Intractable life-threatening hyperkalaemia in a diabetic patient

C. Magnus Nzerue and Eric Jackson

Department of Medicine, Morehouse School of Medicine, Atlanta, Georgia, USA

Correspondence and offprint requests to: Dr C. Magnus Nzerue, Department of Medicine, Morehouse School of Medicine, 720 Westview, Atlanta, GA 30310, USA.

Keywords: chronic renal failure; diabetes; hyperkalaemia; hypertonicity

Introduction

Hyperkalaemia is a common, but potentially lethal clinical problem. We wish to draw the attention of the reader to the unique ability of hypertonicity engendered by hyperglycaemia to induce severe hyperkalaemia especially in the setting of insulin absence or reduced insulin responsiveness.

Case report

A 44-year-old woman with a 10-year history of type 2 diabetes mellitus (DM) presented to our hospital emergency room complaining of fatigue and vomiting. She had been diagnosed with diabetic nephropathy 2 years earlier with a baseline creatinine of 4.5 mg/dl. On examination she had a blood pressure of 115/70 mmHg and pulse rate of 92/min with orthostatic changes. Her laboratory data at this time was remarkable for serum sodium of 139 mEq/l, potassium was 5.6 mEq/l with increased T wave amplitude, blood urea nitrogen was 120 mg/dl and serum bicarbonate of 17 mEq/l. An impression of volume depletion was made and the patient was given 2.5 l of 0.9% saline in 5% dextrose solution. For hyperkalaemia with ECG changes she was given calcium gluconate and one ampoule of 50% dextrose (25 g). However, insulin was not given with the 50% dextrose in error.

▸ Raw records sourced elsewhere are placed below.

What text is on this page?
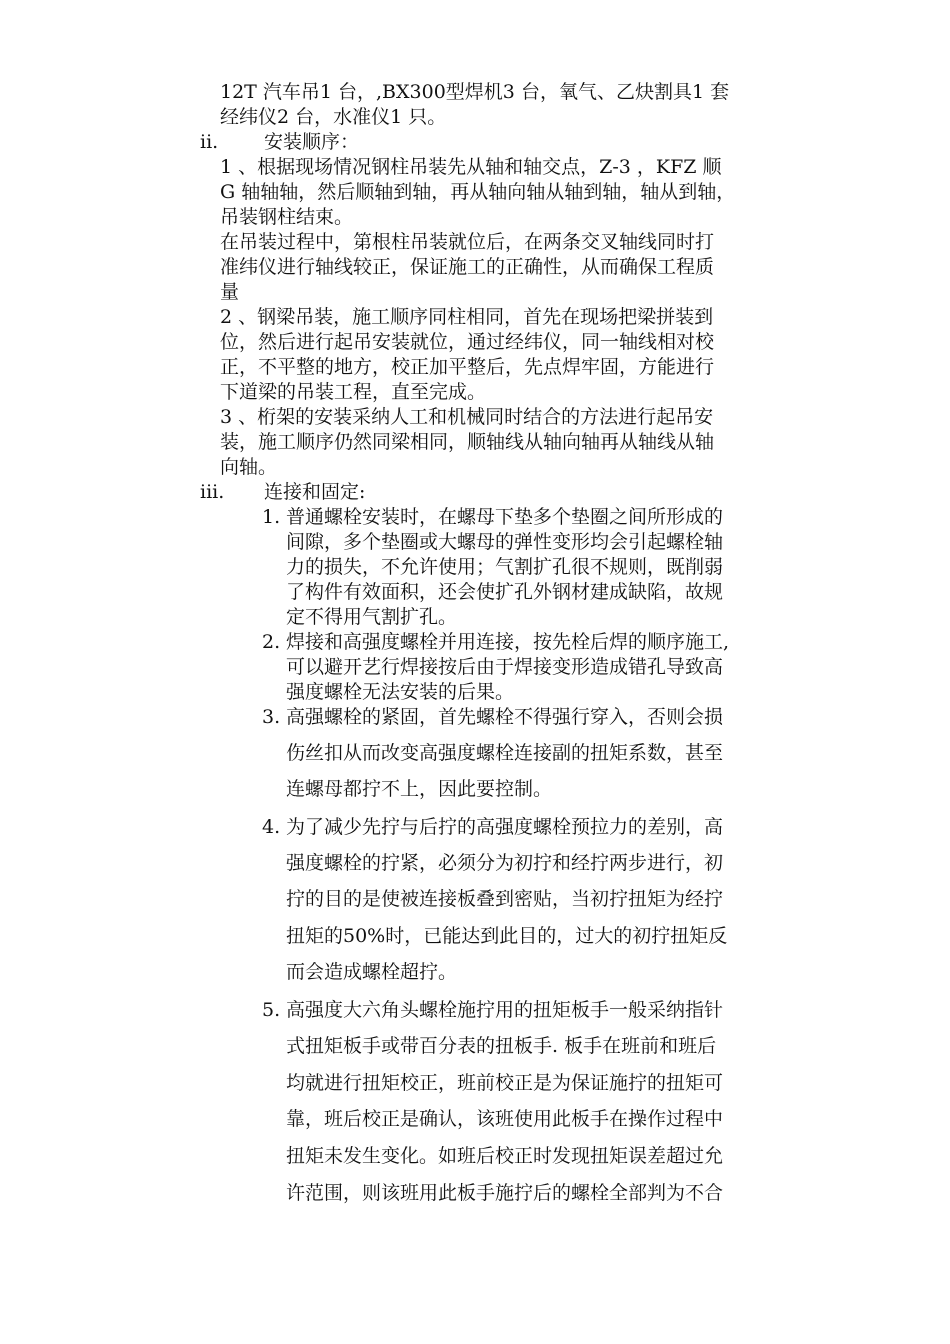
12T 汽车吊1 台，,BX300型焊机3 台，氧气、乙炔割具1 套
经纬仪2 台，水准仪1 只。
ii. 安装顺序：
1 、根据现场情况钢柱吊装先从轴和轴交点，Z-3 ，KFZ 顺
G 轴轴轴，然后顺轴到轴，再从轴向轴从轴到轴，轴从到轴，
吊装钢柱结束。
在吊装过程中，第根柱吊装就位后，在两条交叉轴线同时打
准纬仪进行轴线较正，保证施工的正确性，从而确保工程质
量
2 、钢梁吊装，施工顺序同柱相同，首先在现场把梁拼装到
位，然后进行起吊安装就位，通过经纬仪，同一轴线相对校
正，不平整的地方，校正加平整后，先点焊牢固，方能进行
下道梁的吊装工程，直至完成。
3 、桁架的安装采纳人工和机械同时结合的方法进行起吊安
装，施工顺序仍然同梁相同，顺轴线从轴向轴再从轴线从轴
向轴。
iii. 连接和固定:
1. 普通螺栓安装时，在螺母下垫多个垫圈之间所形成的
间隙，多个垫圈或大螺母的弹性变形均会引起螺栓轴
力的损失，不允许使用；气割扩孔很不规则，既削弱
了构件有效面积，还会使扩孔外钢材建成缺陷，故规
定不得用气割扩孔。
2. 焊接和高强度螺栓并用连接，按先栓后焊的顺序施工,
可以避开艺行焊接按后由于焊接变形造成错孔导致高
强度螺栓无法安装的后果。
3. 高强螺栓的紧固，首先螺栓不得强行穿入，否则会损
伤丝扣从而改变高强度螺栓连接副的扭矩系数，甚至
连螺母都拧不上，因此要控制。
4. 为了减少先拧与后拧的高强度螺栓预拉力的差别，高
强度螺栓的拧紧，必须分为初拧和经拧两步进行，初
拧的目的是使被连接板叠到密贴，当初拧扭矩为经拧
扭矩的50%时，已能达到此目的，过大的初拧扭矩反
而会造成螺栓超拧。
5. 高强度大六角头螺栓施拧用的扭矩板手一般采纳指针
式扭矩板手或带百分表的扭板手. 板手在班前和班后
均就进行扭矩校正，班前校正是为保证施拧的扭矩可
靠，班后校正是确认，该班使用此板手在操作过程中
扭矩未发生变化。如班后校正时发现扭矩误差超过允
许范围，则该班用此板手施拧后的螺栓全部判为不合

Four hours later, repeat chemistries revealed a serum potassium concentration of 9.2 mEq/l. Sodium polystyrene sulfonate (kayexalate) (60 g) was given orally with monitoring of serial serum potassium values. Despite giving repeat oral doses of 30–60 g sodium polystyrene sulfonate and albuterol 25 mg by nebulizer over the next 6–8 h, serum potassium remained dangerously high until emergent dialysis was done 10 h later as illustrated in Figure 1Go.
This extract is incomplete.